Rosso dell’Abazia, Montello – Colli Asolani Rosso DOC, 1998

Granato, quasi aranciato. Profumi esuberanti, piccoli frutti di bosco, amarene. Spezie importanti come il chiodo di garofano, e foglie di tabacco essiccate, terra, sottobosco: l’evoluzione è davvero importante, contiene tutto il mondo dei profumi terziari.

Nonostante i suoi vent’anni, al palato il vino è ancora vivo, ha una bella sapidità, un’accentuata nota alcolica, che lo trascina verso carezze di morbidezza. Ma sono i tannini la vera impalcatura di questo grande vino.
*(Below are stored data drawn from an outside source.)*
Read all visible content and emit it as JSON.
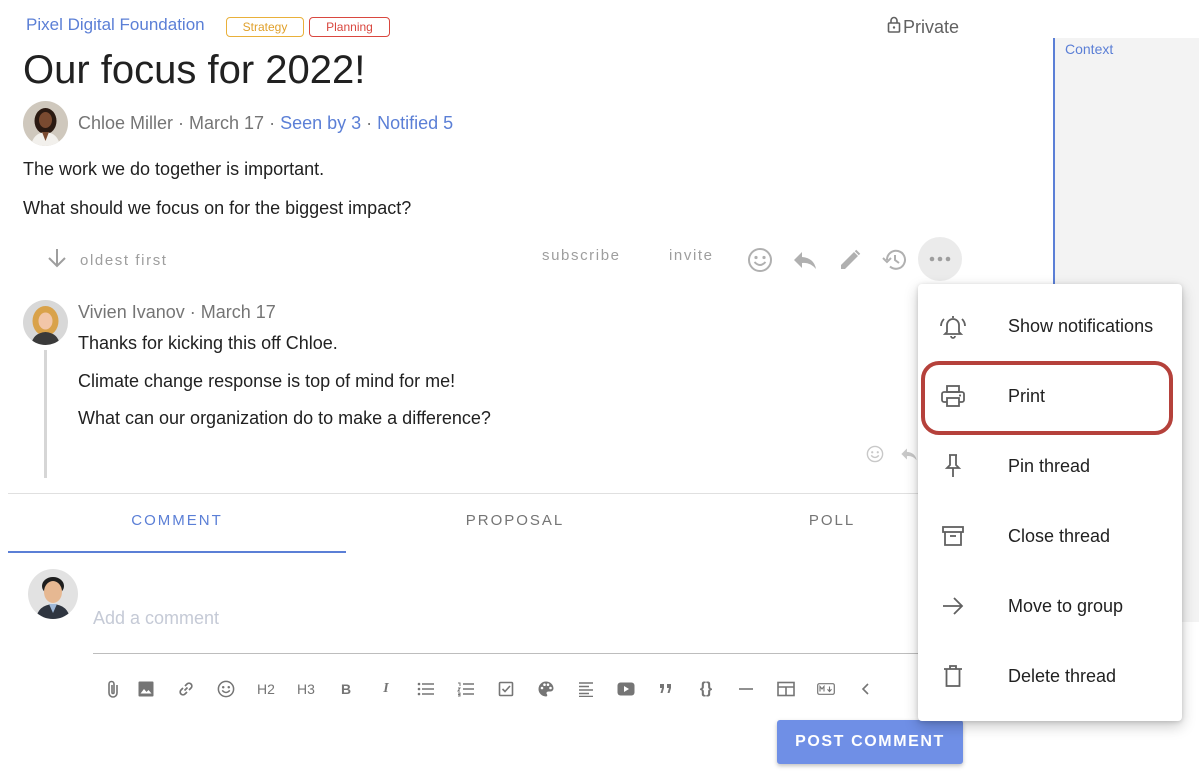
{
  "header": {
    "group_name": "Pixel Digital Foundation",
    "tags": [
      "Strategy",
      "Planning"
    ],
    "visibility": "Private",
    "context_label": "Context"
  },
  "thread": {
    "title": "Our focus for 2022!",
    "author": "Chloe Miller",
    "date": "March 17",
    "seen_by": "Seen by 3",
    "notified": "Notified 5",
    "sep": " · ",
    "body": [
      "The work we do together is important.",
      "What should we focus on for the biggest impact?"
    ]
  },
  "actions": {
    "sort_label": "oldest first",
    "subscribe": "subscribe",
    "invite": "invite",
    "icons": [
      "arrow-down-icon",
      "emoji-icon",
      "reply-icon",
      "edit-icon",
      "history-icon",
      "more-icon"
    ]
  },
  "comment": {
    "author": "Vivien Ivanov",
    "date": "March 17",
    "body": [
      "Thanks for kicking this off Chloe.",
      "Climate change response is top of mind for me!",
      "What can our organization do to make a difference?"
    ]
  },
  "composer": {
    "tabs": [
      "COMMENT",
      "PROPOSAL",
      "POLL"
    ],
    "active_tab": "COMMENT",
    "placeholder": "Add a comment",
    "toolbar": [
      "attach-icon",
      "image-icon",
      "link-icon",
      "emoji-icon",
      "H2",
      "H3",
      "B",
      "I",
      "bullet-list-icon",
      "numbered-list-icon",
      "checklist-icon",
      "palette-icon",
      "align-icon",
      "video-icon",
      "quote-icon",
      "{}",
      "horizontal-rule-icon",
      "table-icon",
      "markdown-icon",
      "collapse-icon"
    ],
    "post_label": "POST COMMENT"
  },
  "menu": {
    "items": [
      {
        "label": "Show notifications",
        "icon": "bell-icon"
      },
      {
        "label": "Print",
        "icon": "printer-icon"
      },
      {
        "label": "Pin thread",
        "icon": "pin-icon"
      },
      {
        "label": "Close thread",
        "icon": "archive-icon"
      },
      {
        "label": "Move to group",
        "icon": "arrow-right-icon"
      },
      {
        "label": "Delete thread",
        "icon": "trash-icon"
      }
    ],
    "highlighted": "Print"
  },
  "colors": {
    "accent": "#5b7fd6",
    "strategy_tag": "#e0a02a",
    "planning_tag": "#d9473f",
    "highlight_ring": "#b5413b",
    "post_button": "#6f8fe6"
  }
}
A proposito di annate che hanno lasciato il segno, la 2014 è sicuramente quella che si ricorderà con maggiore emozione. Fredda e devastante per tutta l’Italia, non ha risparmiato il Montello. Qui, una sera di maggio, una grandinata di un’ora e mezza ha distrutto oltre il cinquanta percento della vendemmia. Il Rosso dell’Abazia 2014 non uscirà, avrebbe caratteristiche troppo diverse. Al suo posto ci sarà un vino unico, con un’etichetta tutta sua, senza anno, No Vintage. Fermentazione alcolica e malolattica in barrique di primo passaggio. 100% legno nuovo, perché se è vero che il legno nobilita le fatiche della natura, queste uve, deboli e sfiancate, necessitavano della carezza del legno più di tutte le altre. E’ un vino che va gustato adesso. Tra quattro anni sarà bellissimo. Se dura vent’anni, stupirà.

Questo vino si chiama “Phi 20 anni”, e qualcuno in Francia lo ha definito “sublime”.

Che il vino non sia solo tecnica, ma anche anima, racconto e capacità di emozionare si sa, ma Francesco Serafini e Eddy Furlan, insieme, ce lo hanno confermato ancora una volta.